Operations, maintenance and configuration of telecom systems are performed from remote through the usage of standard interface protocols (SNMP, NETCONF, RESTCONF, …) which are serviced by commercial or open source servers running on board. These make a good job at identifying message chunks, managing multiple clients, and checking for the formal consistency of values written to the parameters of the model, on the external (“northbound”) interface. The system O&M application connects to their internal (“southbound”) interface in the form of plugins. From this point, everything is custom.
The main problem of an O&M application, albeit for trivial ones where every manageable component is reachable right from the plugins (e.g. linking a firmware library), is delivering a big amount of possible event triggers, i.e. the read/write of parameters, deep into the system and also reacting to spontaneous notifications that go through the opposite way. After processing logical constraints, all the signals have to reach the correct destination where every macro-component, because of complexity, might have a dedicated handler in the form of a controller daemon.

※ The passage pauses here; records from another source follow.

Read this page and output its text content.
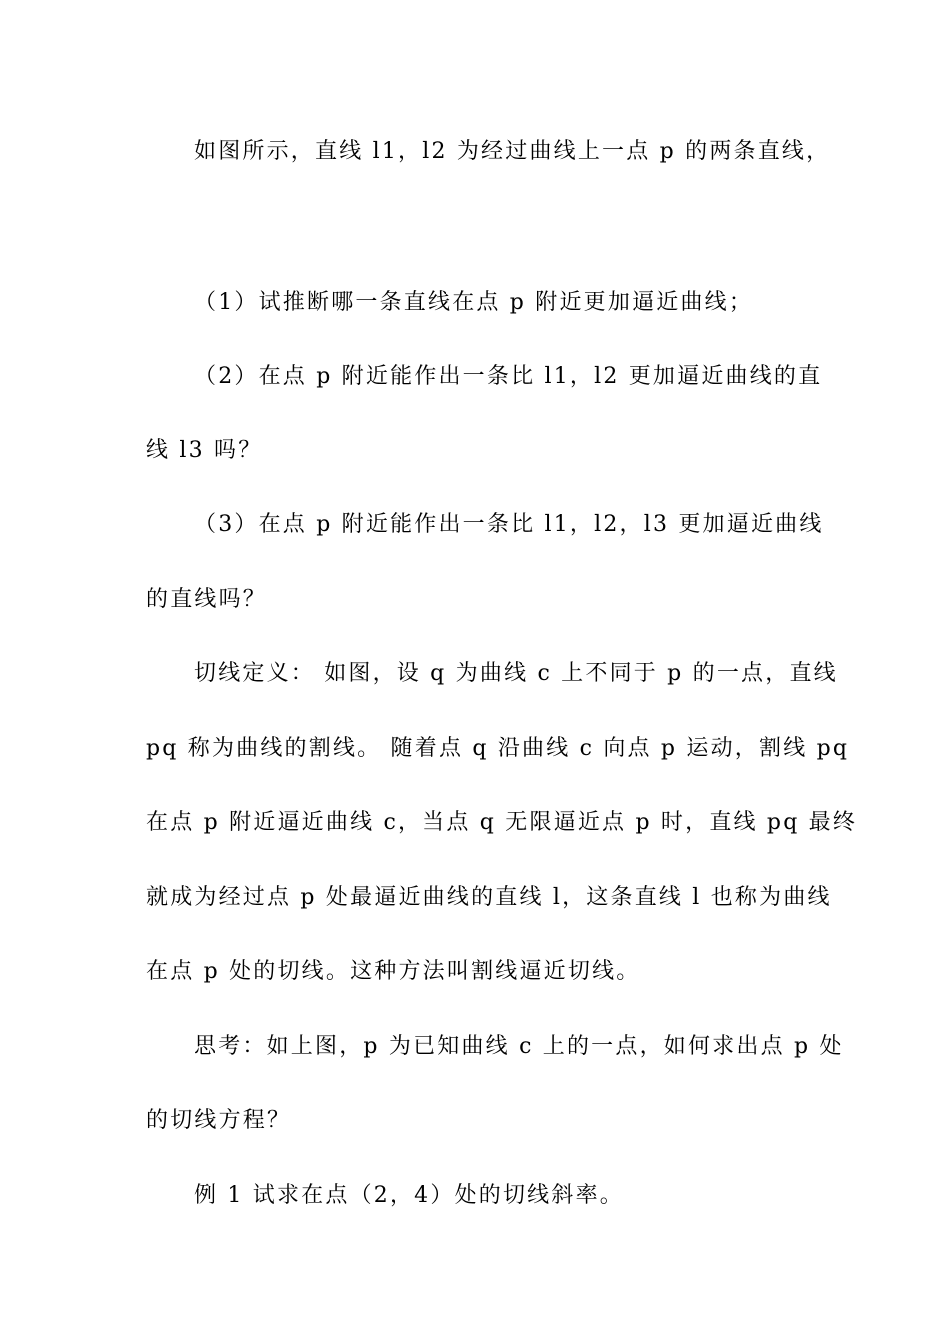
如图所示，直线 l1，l2 为经过曲线上一点 p 的两条直线，
（1）试推断哪一条直线在点 p 附近更加逼近曲线；
（2）在点 p 附近能作出一条比 l1，l2 更加逼近曲线的直
线 l3 吗？
（3）在点 p 附近能作出一条比 l1，l2，l3 更加逼近曲线
的直线吗？
切线定义： 如图，设 q 为曲线 c 上不同于 p 的一点，直线
pq 称为曲线的割线。 随着点 q 沿曲线 c 向点 p 运动，割线 pq
在点 p 附近逼近曲线 c，当点 q 无限逼近点 p 时，直线 pq 最终
就成为经过点 p 处最逼近曲线的直线 l，这条直线 l 也称为曲线
在点 p 处的切线。这种方法叫割线逼近切线。
思考：如上图，p 为已知曲线 c 上的一点，如何求出点 p 处
的切线方程？
例 1 试求在点（2，4）处的切线斜率。
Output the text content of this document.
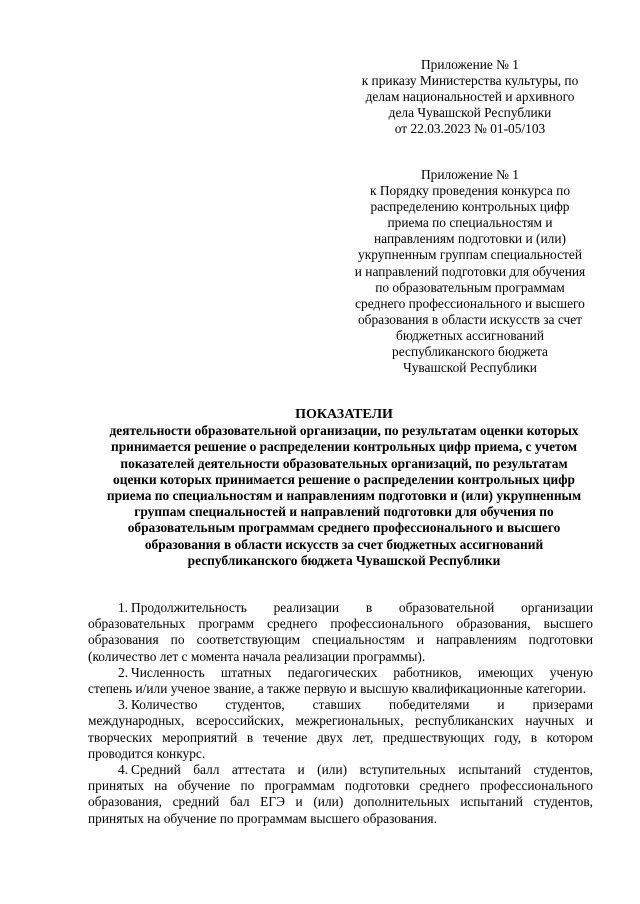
Приложение № 1
к приказу Министерства культуры, по
делам национальностей и архивного
дела Чувашской Республики
от 22.03.2023 № 01-05/103
Приложение № 1
к Порядку проведения конкурса по
распределению контрольных цифр
приема по специальностям и
направлениям подготовки и (или)
укрупненным группам специальностей
и направлений подготовки для обучения
по образовательным программам
среднего профессионального и высшего
образования в области искусств за счет
бюджетных ассигнований
республиканского бюджета
Чувашской Республики
ПОКАЗАТЕЛИ
деятельности образовательной организации, по результатам оценки которых
принимается решение о распределении контрольных цифр приема, с учетом
показателей деятельности образовательных организаций, по результатам
оценки которых принимается решение о распределении контрольных цифр
приема по специальностям и направлениям подготовки и (или) укрупненным
группам специальностей и направлений подготовки для обучения по
образовательным программам среднего профессионального и высшего
образования в области искусств за счет бюджетных ассигнований
республиканского бюджета Чувашской Республики
1. Продолжительность реализации в образовательной организации
образовательных программ среднего профессионального образования, высшего образования по соответствующим специальностям и направлениям подготовки (количество лет с момента начала реализации программы).
2. Численность штатных педагогических работников, имеющих ученую
степень и/или ученое звание, а также первую и высшую квалификационные категории.
3. Количество студентов, ставших победителями и призерами
международных, всероссийских, межрегиональных, республиканских научных и творческих мероприятий в течение двух лет, предшествующих году, в котором проводится конкурс.
4. Средний балл аттестата и (или) вступительных испытаний студентов,
принятых на обучение по программам подготовки среднего профессионального образования, средний бал ЕГЭ и (или) дополнительных испытаний студентов, принятых на обучение по программам высшего образования.
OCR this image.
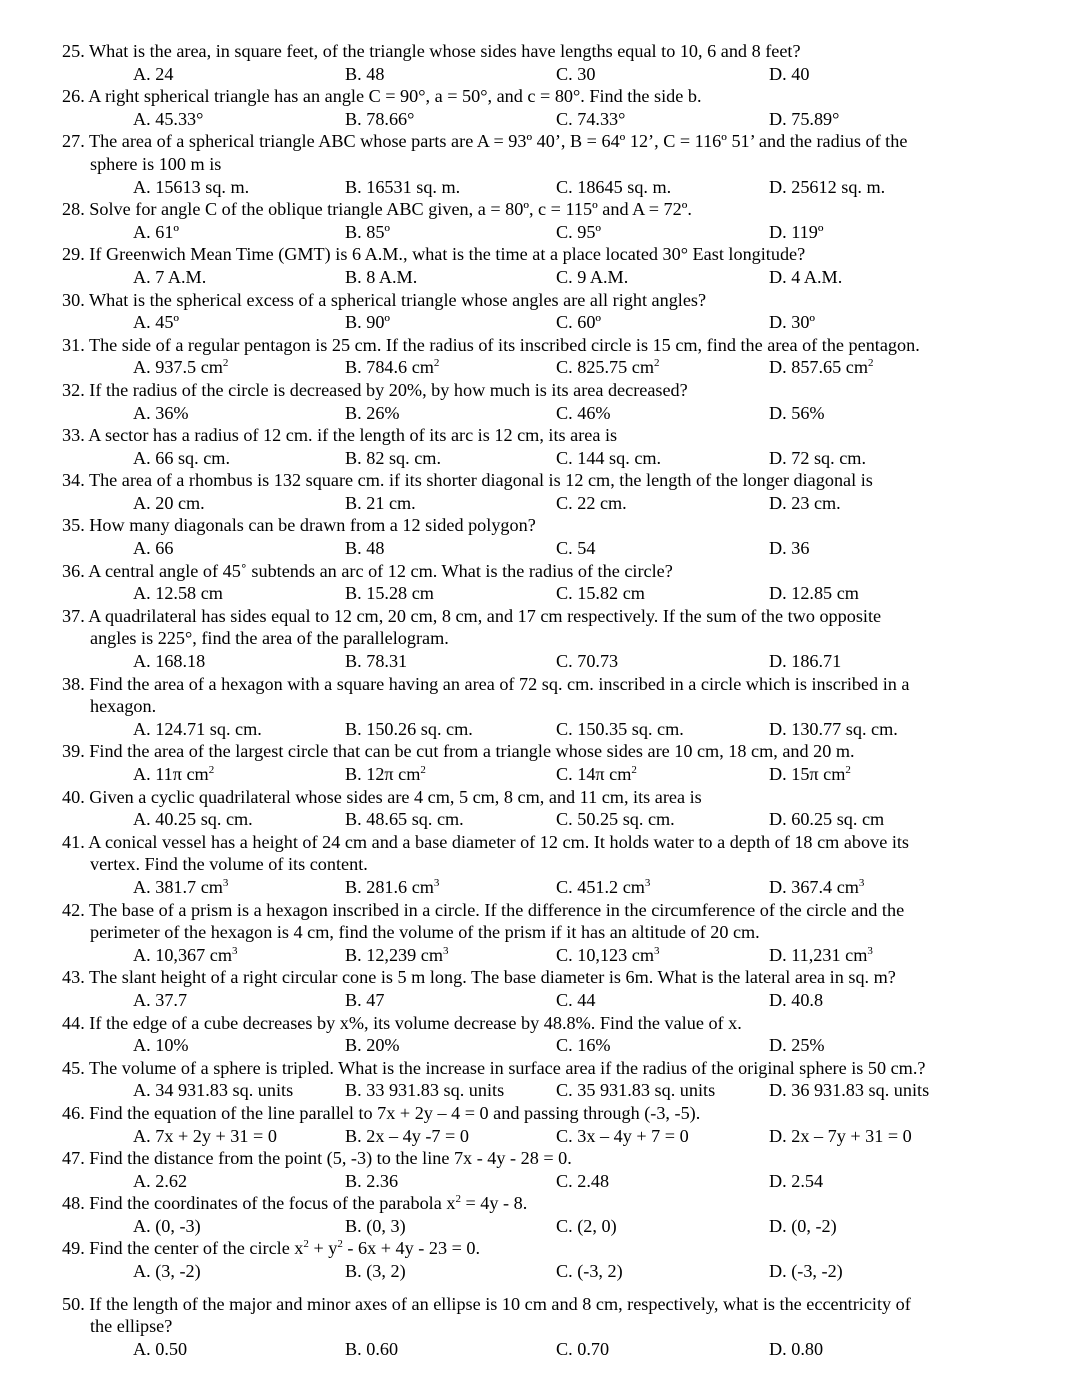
25. What is the area, in square feet, of the triangle whose sides have lengths equal to 10, 6 and 8 feet?
A. 24	B. 48	C. 30	D. 40
26. A right spherical triangle has an angle C = 90°, a = 50°, and c = 80°. Find the side b.
A. 45.33°	B. 78.66°	C. 74.33°	D. 75.89°
27. The area of a spherical triangle ABC whose parts are A = 93º 40’, B = 64º 12’, C = 116º 51’ and the radius of the
sphere is 100 m is
A. 15613 sq. m.	B. 16531 sq. m.	C. 18645 sq. m.	D. 25612 sq. m.
28. Solve for angle C of the oblique triangle ABC given, a = 80º, c = 115º and A = 72º.
A. 61º	B. 85º	C. 95º	D. 119º
29. If Greenwich Mean Time (GMT) is 6 A.M., what is the time at a place located 30° East longitude?
A. 7 A.M.	B. 8 A.M.	C. 9 A.M.	D. 4 A.M.
30. What is the spherical excess of a spherical triangle whose angles are all right angles?
A. 45º	B. 90º	C. 60º	D. 30º
31. The side of a regular pentagon is 25 cm. If the radius of its inscribed circle is 15 cm, find the area of the pentagon.
A. 937.5 $cm^2$	B. 784.6 $cm^2$	C. 825.75 $cm^2$	D. 857.65 $cm^2$
32. If the radius of the circle is decreased by 20%, by how much is its area decreased?
A. 36%	B. 26%	C. 46%	D. 56%
33. A sector has a radius of 12 cm. if the length of its arc is 12 cm, its area is
A. 66 sq. cm.	B. 82 sq. cm.	C. 144 sq. cm.	D. 72 sq. cm.
34. The area of a rhombus is 132 square cm. if its shorter diagonal is 12 cm, the length of the longer diagonal is
A. 20 cm.	B. 21 cm.	C. 22 cm.	D. 23 cm.
35. How many diagonals can be drawn from a 12 sided polygon?
A. 66	B. 48	C. 54	D. 36
36. A central angle of 45˚ subtends an arc of 12 cm. What is the radius of the circle?
A. 12.58 cm	B. 15.28 cm	C. 15.82 cm	D. 12.85 cm
37. A quadrilateral has sides equal to 12 cm, 20 cm, 8 cm, and 17 cm respectively. If the sum of the two opposite
angles is 225°, find the area of the parallelogram.
A. 168.18	B. 78.31	C. 70.73	D. 186.71
38. Find the area of a hexagon with a square having an area of 72 sq. cm. inscribed in a circle which is inscribed in a
hexagon.
A. 124.71 sq. cm.	B. 150.26 sq. cm.	C. 150.35 sq. cm.	D. 130.77 sq. cm.
39. Find the area of the largest circle that can be cut from a triangle whose sides are 10 cm, 18 cm, and 20 m.
A. 11π $cm^2$	B. 12π $cm^2$	C. 14π $cm^2$	D. 15π $cm^2$
40. Given a cyclic quadrilateral whose sides are 4 cm, 5 cm, 8 cm, and 11 cm, its area is
A. 40.25 sq. cm.	B. 48.65 sq. cm.	C. 50.25 sq. cm.	D. 60.25 sq. cm
41. A conical vessel has a height of 24 cm and a base diameter of 12 cm. It holds water to a depth of 18 cm above its
vertex. Find the volume of its content.
A. 381.7 $cm^3$	B. 281.6 $cm^3$	C. 451.2 $cm^3$	D. 367.4 $cm^3$
42. The base of a prism is a hexagon inscribed in a circle. If the difference in the circumference of the circle and the
perimeter of the hexagon is 4 cm, find the volume of the prism if it has an altitude of 20 cm.
A. 10,367 $cm^3$	B. 12,239 $cm^3$	C. 10,123 $cm^3$	D. 11,231 $cm^3$
43. The slant height of a right circular cone is 5 m long. The base diameter is 6m. What is the lateral area in sq. m?
A. 37.7	B. 47	C. 44	D. 40.8
44. If the edge of a cube decreases by x%, its volume decrease by 48.8%. Find the value of x.
A. 10%	B. 20%	C. 16%	D. 25%
45. The volume of a sphere is tripled. What is the increase in surface area if the radius of the original sphere is 50 cm.?
A. 34 931.83 sq. units	B. 33 931.83 sq. units	C. 35 931.83 sq. units	D. 36 931.83 sq. units
46. Find the equation of the line parallel to 7x + 2y – 4 = 0 and passing through (-3, -5).
A. 7x + 2y + 31 = 0	B. 2x – 4y -7 = 0	C. 3x – 4y + 7 = 0	D. 2x – 7y + 31 = 0
47. Find the distance from the point (5, -3) to the line 7x - 4y - 28 = 0.
A. 2.62	B. 2.36	C. 2.48	D. 2.54
48. Find the coordinates of the focus of the parabola $x^2 = 4y - 8$.
A. (0, -3)	B. (0, 3)	C. (2, 0)	D. (0, -2)
49. Find the center of the circle $x^2 + y^2 - 6x + 4y - 23 = 0$.
A. (3, -2)	B. (3, 2)	C. (-3, 2)	D. (-3, -2)
50. If the length of the major and minor axes of an ellipse is 10 cm and 8 cm, respectively, what is the eccentricity of
the ellipse?
A. 0.50	B. 0.60	C. 0.70	D. 0.80
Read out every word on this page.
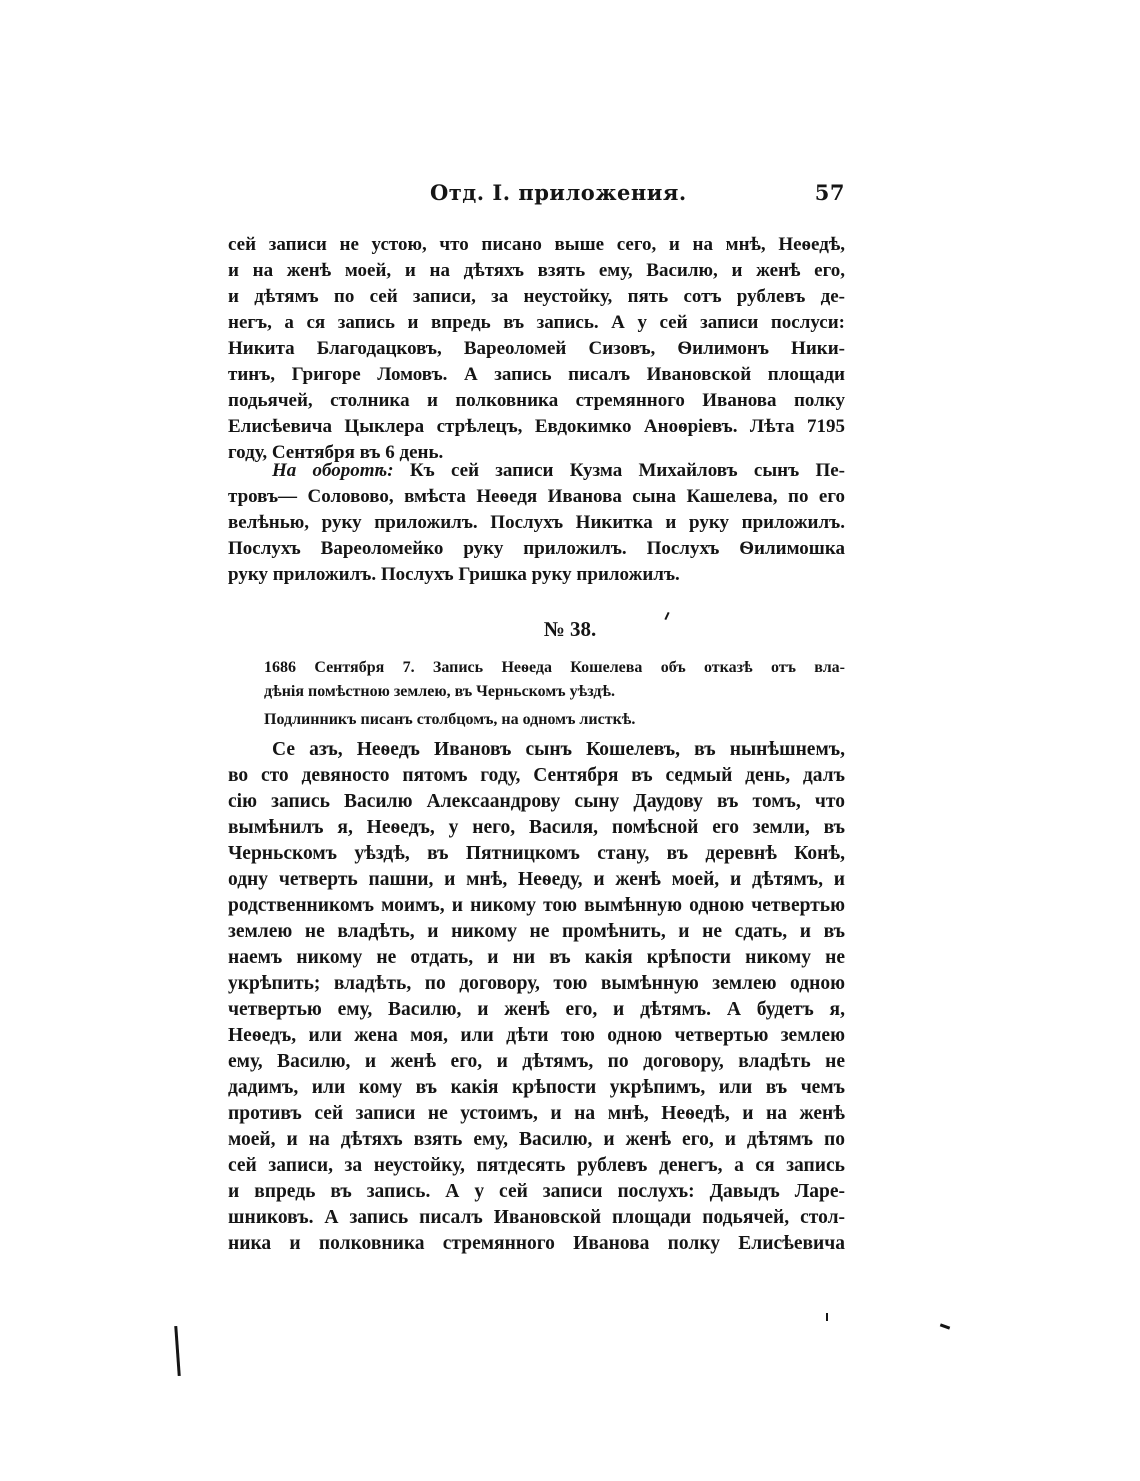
Отд. I. приложения.	57
сей записи не устою, что писано выше сего, и на мнѣ, Неѳедѣ,
и на женѣ моей, и на дѣтяхъ взять ему, Василю, и женѣ его,
и дѣтямъ по сей записи, за неустойку, пять сотъ рублевъ де-
негъ, а ся запись и впредь въ запись. А у сей записи послуси:
Никита Благодацковъ, Вареоломей Сизовъ, Ѳилимонъ Ники-
тинъ, Григоре Ломовъ. А запись писалъ Ивановской площади
подьячей, столника и полковника стремянного Иванова полку
Елисѣевича Цыклера стрѣлецъ, Евдокимко Аноѳріевъ. Лѣта 7195
году, Сентября въ 6 день.
На оборотѣ: Къ сей записи Кузма Михайловъ сынъ Пе-
тровъ— Соловово, вмѣста Неѳедя Иванова сына Кашелева, по его
велѣнью, руку приложилъ. Послухъ Никитка и руку приложилъ.
Послухъ Вареоломейко руку приложилъ. Послухъ Ѳилимошка
руку приложилъ. Послухъ Гришка руку приложилъ.
№ 38.
1686 Сентября 7. Запись Неѳеда Кошелева объ отказѣ отъ вла-
дѣнія помѣстною землею, въ Черньскомъ уѣздѣ.
Подлинникъ писанъ столбцомъ, на одномъ листкѣ.
Се азъ, Неѳедъ Ивановъ сынъ Кошелевъ, въ нынѣшнемъ,
во сто девяносто пятомъ году, Сентября въ седмый день, далъ
сію запись Василю Алексаандрову сыну Даудову въ томъ, что
вымѣнилъ я, Неѳедъ, у него, Василя, помѣсной его земли, въ
Черньскомъ уѣздѣ, въ Пятницкомъ стану, въ деревнѣ Конѣ,
одну четверть пашни, и мнѣ, Неѳеду, и женѣ моей, и дѣтямъ, и
родственникомъ моимъ, и никому тою вымѣнную одною четвертью
землею не владѣть, и никому не промѣнить, и не сдать, и въ
наемъ никому не отдать, и ни въ какія крѣпости никому не
укрѣпить; владѣть, по договору, тою вымѣнную землею одною
четвертью ему, Василю, и женѣ его, и дѣтямъ. А будетъ я,
Неѳедъ, или жена моя, или дѣти тою одною четвертью землею
ему, Василю, и женѣ его, и дѣтямъ, по договору, владѣть не
дадимъ, или кому въ какія крѣпости укрѣпимъ, или въ чемъ
противъ сей записи не устоимъ, и на мнѣ, Неѳедѣ, и на женѣ
моей, и на дѣтяхъ взять ему, Василю, и женѣ его, и дѣтямъ по
сей записи, за неустойку, пятдесять рублевъ денегъ, а ся запись
и впредь въ запись. А у сей записи послухъ: Давыдъ Ларе-
шниковъ. А запись писалъ Ивановской площади подьячей, стол-
ника и полковника стремянного Иванова полку Елисѣевича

This is certainly the case of an O-RAN RU system, where the M-plane model encompasses thousands of parameters in both directions.
How to create an efficient transport of these signals then? If each one of them required the management of a unix or TCP socket, the system would rapidly become bloated with similar code, but also sharing one socket per daemon, and then use a big case statement to route the messages, would be all but safe and efficient.
Azcom Technology solved this problem in its 4G equipment and now is able to reuse the solution for the O-RUs. We developed a proprietary middleware that allows a server and the clients to become peers and communicate without the need to know the actual positioning of the counterpart, thus also allowing flexible refactoring of the system. The model serviced by the middleware is idempotent to the Yang model of O-RAN M-plane and can always be inspected by GUI or CLI tools as an organic whole, no matter where the peers are. A client can listen to changes of a server and be notified in real-time, thus making the management of async notifications a trivial task.
The AzBus middleware allows creating and referencing service objects just as if they were local variables of the type they represent, thanks to C++ assignment and casting operators overloading. All the protocol complexity is therefore hidden and the outcome summarized in a status flag.
In synthesis, the components that need to obey to configuration commands just need to declare on the bus the existence of the configuration endpoint using an identifier path derived from the Yang models; then, the service can be looked for from anywhere using the path as a reference, and a “smart handler” is returned, which can be read and assigned as an ordinary variable.
In this way, a hardware abstraction API can be created deep into the system, exactly where the configuration commands can apply the intended action. Azcom provides the system-agnostic parts of the hardware abstraction API, thus pushing the frontier of reusability from the external protocol down into the deep. The southbound plugins would never be changed and are the same for every O-RU implementation. Every kind of controller daemon can easily step into the bus metaphore.
This is a great starting point for M-plane integration in an O-RU project with a very custom shape for what concerns the CUS-plane. When developing a system, the middleware can easily allow simulating missing elements too.